São gestos que fazem a diferença
São os gestos que fazem a diferença, em conjunto com a fala. Pode-se falar muito e
dizer pouco. Pode-se dizer muito ao falar pouco, utilizando outros meios para
comunicar-se. O atual papa, Francisco, parece ter este dom: fala relativamente pouco
e diz muito, e mostra com gestos a que veio: ser um papa humilde, simples, de
serviço, especialmente aos pobres. Quem poderia esquecer seu gesto de lavar os pés
de jovens infratores – não na opulenta basílica de São Pedro, mas na prisão. Estes
jovens, inclusive uma jovem muçulmana, nunca vão esquecer disto. Nem nós, que o
acompanhamos de longe. É um forte testemunho do serviço da igreja para fora dela.
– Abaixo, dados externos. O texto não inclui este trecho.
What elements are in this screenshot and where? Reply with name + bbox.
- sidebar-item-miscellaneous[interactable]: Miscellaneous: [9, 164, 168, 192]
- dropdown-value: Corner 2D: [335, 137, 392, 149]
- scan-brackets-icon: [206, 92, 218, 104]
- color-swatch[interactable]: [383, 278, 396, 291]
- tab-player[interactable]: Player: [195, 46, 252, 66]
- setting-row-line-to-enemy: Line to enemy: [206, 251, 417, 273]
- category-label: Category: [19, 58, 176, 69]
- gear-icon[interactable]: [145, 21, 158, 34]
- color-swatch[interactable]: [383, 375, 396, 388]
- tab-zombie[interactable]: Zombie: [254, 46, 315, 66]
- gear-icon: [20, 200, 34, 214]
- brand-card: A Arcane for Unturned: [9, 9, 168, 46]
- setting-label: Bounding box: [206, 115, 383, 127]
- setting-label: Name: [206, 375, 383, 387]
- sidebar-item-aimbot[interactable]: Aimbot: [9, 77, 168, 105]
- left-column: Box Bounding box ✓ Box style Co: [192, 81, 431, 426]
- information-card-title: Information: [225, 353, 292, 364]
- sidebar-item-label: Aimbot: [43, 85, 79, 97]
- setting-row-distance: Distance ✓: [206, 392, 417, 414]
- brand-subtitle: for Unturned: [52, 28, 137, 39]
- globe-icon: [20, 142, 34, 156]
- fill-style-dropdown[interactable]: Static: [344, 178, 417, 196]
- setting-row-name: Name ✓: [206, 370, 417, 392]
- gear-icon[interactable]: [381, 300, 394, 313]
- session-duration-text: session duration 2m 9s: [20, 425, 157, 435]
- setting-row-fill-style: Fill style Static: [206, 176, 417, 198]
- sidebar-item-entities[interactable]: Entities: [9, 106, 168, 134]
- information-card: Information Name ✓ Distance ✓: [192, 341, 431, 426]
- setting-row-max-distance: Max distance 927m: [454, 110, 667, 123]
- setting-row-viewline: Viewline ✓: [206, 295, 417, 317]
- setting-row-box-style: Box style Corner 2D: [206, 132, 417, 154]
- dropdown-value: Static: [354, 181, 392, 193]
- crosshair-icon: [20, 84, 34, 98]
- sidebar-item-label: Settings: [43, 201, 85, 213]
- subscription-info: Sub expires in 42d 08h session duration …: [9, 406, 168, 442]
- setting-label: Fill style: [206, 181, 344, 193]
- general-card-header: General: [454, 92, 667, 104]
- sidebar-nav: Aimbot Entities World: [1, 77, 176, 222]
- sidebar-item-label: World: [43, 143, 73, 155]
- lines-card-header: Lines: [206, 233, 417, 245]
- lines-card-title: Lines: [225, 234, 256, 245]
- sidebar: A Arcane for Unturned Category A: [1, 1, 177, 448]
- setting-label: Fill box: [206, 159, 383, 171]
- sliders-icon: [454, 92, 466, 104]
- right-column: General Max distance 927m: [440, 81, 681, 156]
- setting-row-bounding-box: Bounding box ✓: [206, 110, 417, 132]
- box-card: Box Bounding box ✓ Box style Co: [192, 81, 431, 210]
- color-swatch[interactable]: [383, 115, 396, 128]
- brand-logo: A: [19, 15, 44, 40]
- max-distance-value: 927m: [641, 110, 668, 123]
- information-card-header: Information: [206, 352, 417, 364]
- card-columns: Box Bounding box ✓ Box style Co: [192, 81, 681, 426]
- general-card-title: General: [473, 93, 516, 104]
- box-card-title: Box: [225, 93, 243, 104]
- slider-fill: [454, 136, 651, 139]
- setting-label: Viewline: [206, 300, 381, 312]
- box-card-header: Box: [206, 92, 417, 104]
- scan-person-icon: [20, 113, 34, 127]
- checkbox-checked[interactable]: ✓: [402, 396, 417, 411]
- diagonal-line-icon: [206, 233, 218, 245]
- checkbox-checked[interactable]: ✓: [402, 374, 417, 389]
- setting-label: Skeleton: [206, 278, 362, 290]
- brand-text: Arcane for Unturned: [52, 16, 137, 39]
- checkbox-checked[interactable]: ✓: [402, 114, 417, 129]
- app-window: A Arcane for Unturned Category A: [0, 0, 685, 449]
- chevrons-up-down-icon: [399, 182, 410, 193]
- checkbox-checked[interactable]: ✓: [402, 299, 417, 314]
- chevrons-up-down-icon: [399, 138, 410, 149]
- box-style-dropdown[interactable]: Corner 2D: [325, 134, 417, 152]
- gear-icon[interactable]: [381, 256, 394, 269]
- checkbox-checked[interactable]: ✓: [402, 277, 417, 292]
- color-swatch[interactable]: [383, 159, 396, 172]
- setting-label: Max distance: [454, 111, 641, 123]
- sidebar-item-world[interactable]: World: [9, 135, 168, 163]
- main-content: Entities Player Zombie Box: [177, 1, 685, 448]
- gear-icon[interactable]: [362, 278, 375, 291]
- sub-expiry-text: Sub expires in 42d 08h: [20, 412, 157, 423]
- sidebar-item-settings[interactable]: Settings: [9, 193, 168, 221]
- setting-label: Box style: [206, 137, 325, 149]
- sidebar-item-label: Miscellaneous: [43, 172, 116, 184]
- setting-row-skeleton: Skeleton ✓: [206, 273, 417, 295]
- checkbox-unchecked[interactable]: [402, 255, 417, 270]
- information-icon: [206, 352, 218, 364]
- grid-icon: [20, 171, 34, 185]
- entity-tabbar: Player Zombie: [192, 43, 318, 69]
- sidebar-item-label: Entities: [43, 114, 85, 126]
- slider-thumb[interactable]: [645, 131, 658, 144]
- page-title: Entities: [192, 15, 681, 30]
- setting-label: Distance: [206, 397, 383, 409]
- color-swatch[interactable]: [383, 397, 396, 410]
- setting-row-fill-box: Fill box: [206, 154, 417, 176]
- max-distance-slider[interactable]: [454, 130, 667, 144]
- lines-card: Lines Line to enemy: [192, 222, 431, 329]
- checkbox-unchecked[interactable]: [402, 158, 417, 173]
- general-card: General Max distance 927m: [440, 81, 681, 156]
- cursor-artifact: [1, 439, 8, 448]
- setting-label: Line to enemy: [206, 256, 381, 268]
Uma igreja não aprisionada em si mesma, mas indo ao encontro dos outros – dos
jovens, das pessoas em atritos, inclusive de outras religiões, sem pedir nada em troca.
Isto é missão. Isto é evangelização, conforme o exemplo do Cristo. Que possa nos
nortear esta rica narrativa nesta semana e além, em nossa caminhada junto ao Cristo.
E a paz de Deus, que excede todo o entendimento, guardará o vosso coração e a
vossa mente em Cristo Jesus. (Fp 4.7) Amém.